To quote Chuck Marken’s Article: “Pickthe Right Pump: Choosing a Circulator for Solar Hot Water Systems” in Home Power magazine (issue #121):
“One way to approach the DC and AC pump choice is to examine relative system efficiencies. The efficiency of some heating systems is rated by the relationship of the amount of energy output to the energy input. If you have a system that produces a certain amount of heat with half the equivalent electrical input, the “coefficient of performance” (COP) is 2. Produce four times as much hot water as the amount of energy input from electricity and the COP is 4. We can use this same methodology in evaluating the efficiency of SHW pumps. Using a utility-powered AC pump for your solar water heating system will give you a COP between 12 and 25, and this is an excellent value compared to electric water heaters, which have a COP of 1. But the COP will never be as good as a DC PV-powered SHW system. DC hot water circulation pumps can have a higher COP than AC pumps because there is no traditional energy input if a PV module powers the system.
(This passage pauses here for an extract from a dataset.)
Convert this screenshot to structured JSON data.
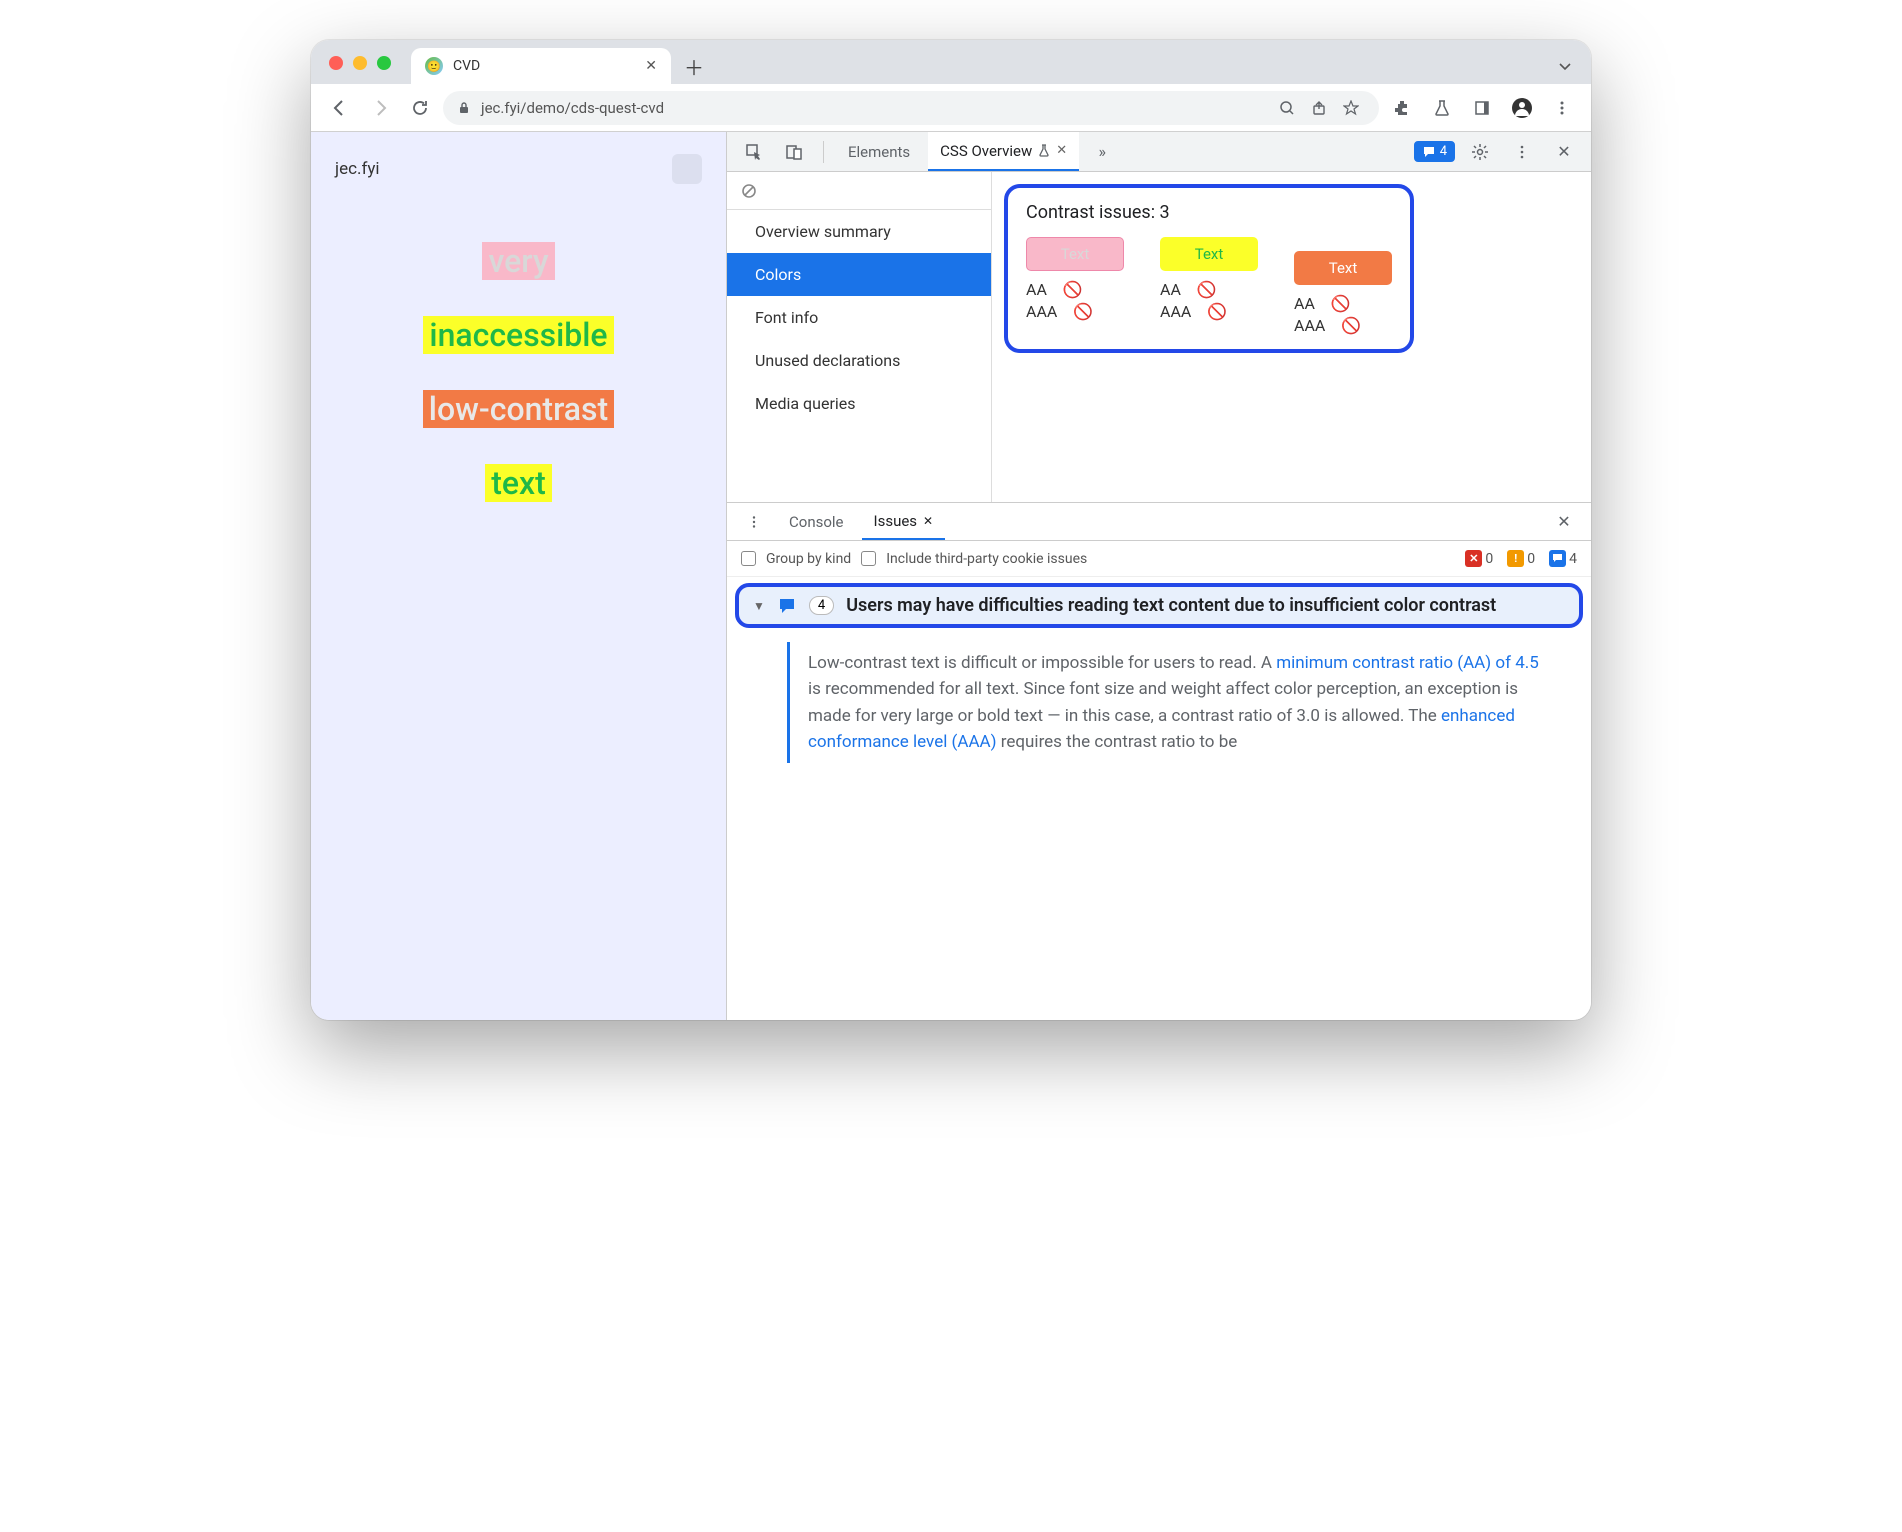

If you use a solar-electric module to power the pump, your COP is infinite—you’re not adding any input energy. The sun provides it all, and you get something for nothing after the initial investment. PV-powered systems are also immune to utility outages. This is a big plus with antifreeze systems, since the collectors can overheat on sunny days if the pump stops operating due to a power failure. An overheated collector can actuate the pressure-relief valve, which will make it necessary to recharge the system with antifreeze solution. In some cases, the overheating can be so severe that the antifreeze solution will be compromised to the point of needing replacement.”